虽然青年群体对租住的房屋普遍满意,但在聂晨的调查中,超过六成的青年群体认为房租负担较重。其中,居住在私租商品房和长租公寓的年轻人认为房租负担重的比例分别高达75.54%和66.67%。
聂晨分析说,租赁供应结构失衡导致的部分房屋价格上涨幅度较大
据了解,根据欧洲标准,当家庭支付超过家庭可支配收入的40%时,就被定义为衡量住房贫困的标准之一,住房负担已经严重威胁到家庭的日常生活和个体发展。调查发现,由于许多年轻人按季度甚至半年付房租,超过15%的租房青年“住房负担过重”。
“买得起”和“租得起”
在聂晨看来,要实现年轻人租房的理想状态,需要逐步解决各种现实需求,其中首要的就是让年轻人“租”和“租”。
聂晨认为,满足青年租房的这两个基本需求,可以从降低房租和增加支付能力两个方面入手。
在减租方面,应继续增加公共部门的租赁住房供应,以形成与市场渠道的有效竞争,同时鼓励政府直接供应大量符合年轻人需求的小户型、低租金、租赁期限灵活的住房。

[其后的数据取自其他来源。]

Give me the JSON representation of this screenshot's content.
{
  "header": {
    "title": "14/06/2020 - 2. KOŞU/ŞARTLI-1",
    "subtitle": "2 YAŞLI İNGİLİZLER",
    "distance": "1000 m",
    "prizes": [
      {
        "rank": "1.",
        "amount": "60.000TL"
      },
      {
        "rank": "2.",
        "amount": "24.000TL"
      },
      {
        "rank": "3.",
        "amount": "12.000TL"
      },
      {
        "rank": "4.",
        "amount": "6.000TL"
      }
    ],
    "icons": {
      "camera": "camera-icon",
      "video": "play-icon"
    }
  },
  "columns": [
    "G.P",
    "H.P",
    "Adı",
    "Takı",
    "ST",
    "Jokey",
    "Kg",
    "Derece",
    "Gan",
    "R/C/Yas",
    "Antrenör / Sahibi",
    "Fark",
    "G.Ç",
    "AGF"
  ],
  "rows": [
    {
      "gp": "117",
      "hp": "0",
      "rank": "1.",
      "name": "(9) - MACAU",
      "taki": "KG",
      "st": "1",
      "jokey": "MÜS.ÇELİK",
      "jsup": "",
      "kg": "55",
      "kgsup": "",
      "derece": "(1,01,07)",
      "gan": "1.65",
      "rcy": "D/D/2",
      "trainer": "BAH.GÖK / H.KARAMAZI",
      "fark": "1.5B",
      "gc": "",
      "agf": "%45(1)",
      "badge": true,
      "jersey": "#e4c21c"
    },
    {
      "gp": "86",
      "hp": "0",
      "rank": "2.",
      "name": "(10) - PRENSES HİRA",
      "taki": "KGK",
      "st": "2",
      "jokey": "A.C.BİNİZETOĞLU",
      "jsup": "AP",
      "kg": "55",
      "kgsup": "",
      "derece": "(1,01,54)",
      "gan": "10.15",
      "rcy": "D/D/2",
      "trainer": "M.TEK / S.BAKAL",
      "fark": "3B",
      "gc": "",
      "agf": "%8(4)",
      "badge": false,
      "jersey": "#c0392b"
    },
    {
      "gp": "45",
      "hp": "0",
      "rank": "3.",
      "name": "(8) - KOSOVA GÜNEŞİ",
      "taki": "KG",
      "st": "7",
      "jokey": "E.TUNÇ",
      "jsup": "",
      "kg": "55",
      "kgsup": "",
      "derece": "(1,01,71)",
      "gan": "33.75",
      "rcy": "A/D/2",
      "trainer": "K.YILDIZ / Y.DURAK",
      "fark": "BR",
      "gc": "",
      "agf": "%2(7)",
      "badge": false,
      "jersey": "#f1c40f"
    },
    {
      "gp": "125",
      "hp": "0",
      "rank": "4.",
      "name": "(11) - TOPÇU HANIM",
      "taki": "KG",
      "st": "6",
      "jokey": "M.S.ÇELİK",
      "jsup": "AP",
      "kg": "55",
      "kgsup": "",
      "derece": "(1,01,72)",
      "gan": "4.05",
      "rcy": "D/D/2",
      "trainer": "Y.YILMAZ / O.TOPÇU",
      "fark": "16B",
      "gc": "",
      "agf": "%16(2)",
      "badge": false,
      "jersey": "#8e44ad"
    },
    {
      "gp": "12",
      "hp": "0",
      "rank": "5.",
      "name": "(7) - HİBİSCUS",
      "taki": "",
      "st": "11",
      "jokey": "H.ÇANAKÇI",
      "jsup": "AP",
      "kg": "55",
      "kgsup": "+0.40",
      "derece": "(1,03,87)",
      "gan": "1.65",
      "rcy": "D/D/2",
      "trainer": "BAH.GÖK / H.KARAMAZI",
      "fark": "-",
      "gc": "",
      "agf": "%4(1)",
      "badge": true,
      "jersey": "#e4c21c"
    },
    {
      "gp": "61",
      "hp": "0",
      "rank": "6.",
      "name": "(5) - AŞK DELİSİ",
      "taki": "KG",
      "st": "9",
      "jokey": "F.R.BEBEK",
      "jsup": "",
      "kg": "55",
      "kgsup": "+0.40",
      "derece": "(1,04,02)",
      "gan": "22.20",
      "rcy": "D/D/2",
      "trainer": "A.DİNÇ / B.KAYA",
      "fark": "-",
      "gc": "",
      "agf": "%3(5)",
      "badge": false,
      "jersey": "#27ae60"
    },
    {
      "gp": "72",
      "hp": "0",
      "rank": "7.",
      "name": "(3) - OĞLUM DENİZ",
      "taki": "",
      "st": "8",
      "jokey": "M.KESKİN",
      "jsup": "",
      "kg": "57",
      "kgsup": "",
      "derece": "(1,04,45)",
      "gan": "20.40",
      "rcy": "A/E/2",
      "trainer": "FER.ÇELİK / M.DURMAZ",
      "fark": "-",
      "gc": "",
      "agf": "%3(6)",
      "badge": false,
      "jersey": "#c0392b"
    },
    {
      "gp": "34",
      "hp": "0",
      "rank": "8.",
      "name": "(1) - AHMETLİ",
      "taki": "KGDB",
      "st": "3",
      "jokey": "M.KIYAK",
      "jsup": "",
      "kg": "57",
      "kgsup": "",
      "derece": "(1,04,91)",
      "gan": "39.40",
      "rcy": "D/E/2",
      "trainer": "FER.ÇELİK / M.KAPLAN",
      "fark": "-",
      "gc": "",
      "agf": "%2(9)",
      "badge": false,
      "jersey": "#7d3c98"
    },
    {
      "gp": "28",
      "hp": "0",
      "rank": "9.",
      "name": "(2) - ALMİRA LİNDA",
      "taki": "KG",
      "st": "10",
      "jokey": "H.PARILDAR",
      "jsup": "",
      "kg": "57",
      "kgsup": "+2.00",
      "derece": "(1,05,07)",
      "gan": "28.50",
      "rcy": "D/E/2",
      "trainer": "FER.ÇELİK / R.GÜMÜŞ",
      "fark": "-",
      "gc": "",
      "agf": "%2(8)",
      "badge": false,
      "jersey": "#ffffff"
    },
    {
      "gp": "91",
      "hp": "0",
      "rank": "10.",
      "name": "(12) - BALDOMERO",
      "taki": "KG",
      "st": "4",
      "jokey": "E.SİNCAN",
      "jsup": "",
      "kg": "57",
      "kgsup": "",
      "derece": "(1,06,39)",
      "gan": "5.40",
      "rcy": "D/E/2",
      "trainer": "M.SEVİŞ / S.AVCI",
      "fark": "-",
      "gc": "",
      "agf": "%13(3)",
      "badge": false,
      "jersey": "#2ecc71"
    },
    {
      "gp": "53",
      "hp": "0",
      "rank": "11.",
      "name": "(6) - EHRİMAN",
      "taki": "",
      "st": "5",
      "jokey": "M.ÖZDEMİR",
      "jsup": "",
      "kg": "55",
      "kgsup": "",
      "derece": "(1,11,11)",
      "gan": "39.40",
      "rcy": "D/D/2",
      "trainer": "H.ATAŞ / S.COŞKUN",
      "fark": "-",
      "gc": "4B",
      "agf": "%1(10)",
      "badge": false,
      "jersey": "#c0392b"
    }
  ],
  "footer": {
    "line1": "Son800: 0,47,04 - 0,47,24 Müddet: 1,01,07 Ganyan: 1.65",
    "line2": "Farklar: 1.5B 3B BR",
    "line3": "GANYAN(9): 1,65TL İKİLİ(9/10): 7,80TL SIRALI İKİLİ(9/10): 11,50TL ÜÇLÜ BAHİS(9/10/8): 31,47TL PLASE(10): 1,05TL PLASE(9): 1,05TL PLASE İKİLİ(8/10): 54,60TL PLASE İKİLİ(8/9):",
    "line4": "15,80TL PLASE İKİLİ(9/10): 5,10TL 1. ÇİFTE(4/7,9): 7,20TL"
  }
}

“目前很多城市都推出了青年驿站,外地青年可以在这里进行短期过渡,既缓解了年轻人租房的焦虑,也在一定程度上有助于稳定租房市场。”聂晨评价道。
为了降低租金,需要促进政府与市场的合作,借鉴“批发租”模式,由政府筹集市场上的各类闲置房源,增加供给。
聂晨在调研中发现,北京市海淀区已初步形成了包括新建、划拨、收购、利用集体土地建设租赁住房、批发出租社会存量住房在内的多主体供应保障性住房,以及包括实物租赁、货币补贴在内的多渠道租赁住房保障体系。海淀区保障房开发有限公司也已成立,试图推动保障房的运营管理向市场化、专业化、规范化方向发展。
调查还显示,在租金支付周期中,47.18%的青年群体使用季度租金支付方式;10.92%的年轻人预付半年房租,9.51%的年轻人预付一年房租。这种租金支付周期进一步加重了青年群体的租金负担。因此,聂晨建议“调整租金支付周期,提前半年和一个季度支付租金,而不是按月支付租金”。
在提高负担能力方面,聂晨建议,可以尝试用租金货币化替代公房实物供应。
“目前我国租房的货币支持一般以家庭为单位,很少有专门针对青年群体的租房货币补贴。”他说,目前国外已经出现了依靠财税等优惠手段,专门面向青年群体的货币补贴。
“以英国为例。2015年,英国推出‘助租计划’,专门针对18-30岁既没有自己的房子,也没有申请经济适用房,但有稳定收入的年轻人。”
根据该计划,符合条件的英国青年可以获得政府提供的最高金额为1500英镑的一次性低息贷款,以支付租房所需的押金和头几个月的租金。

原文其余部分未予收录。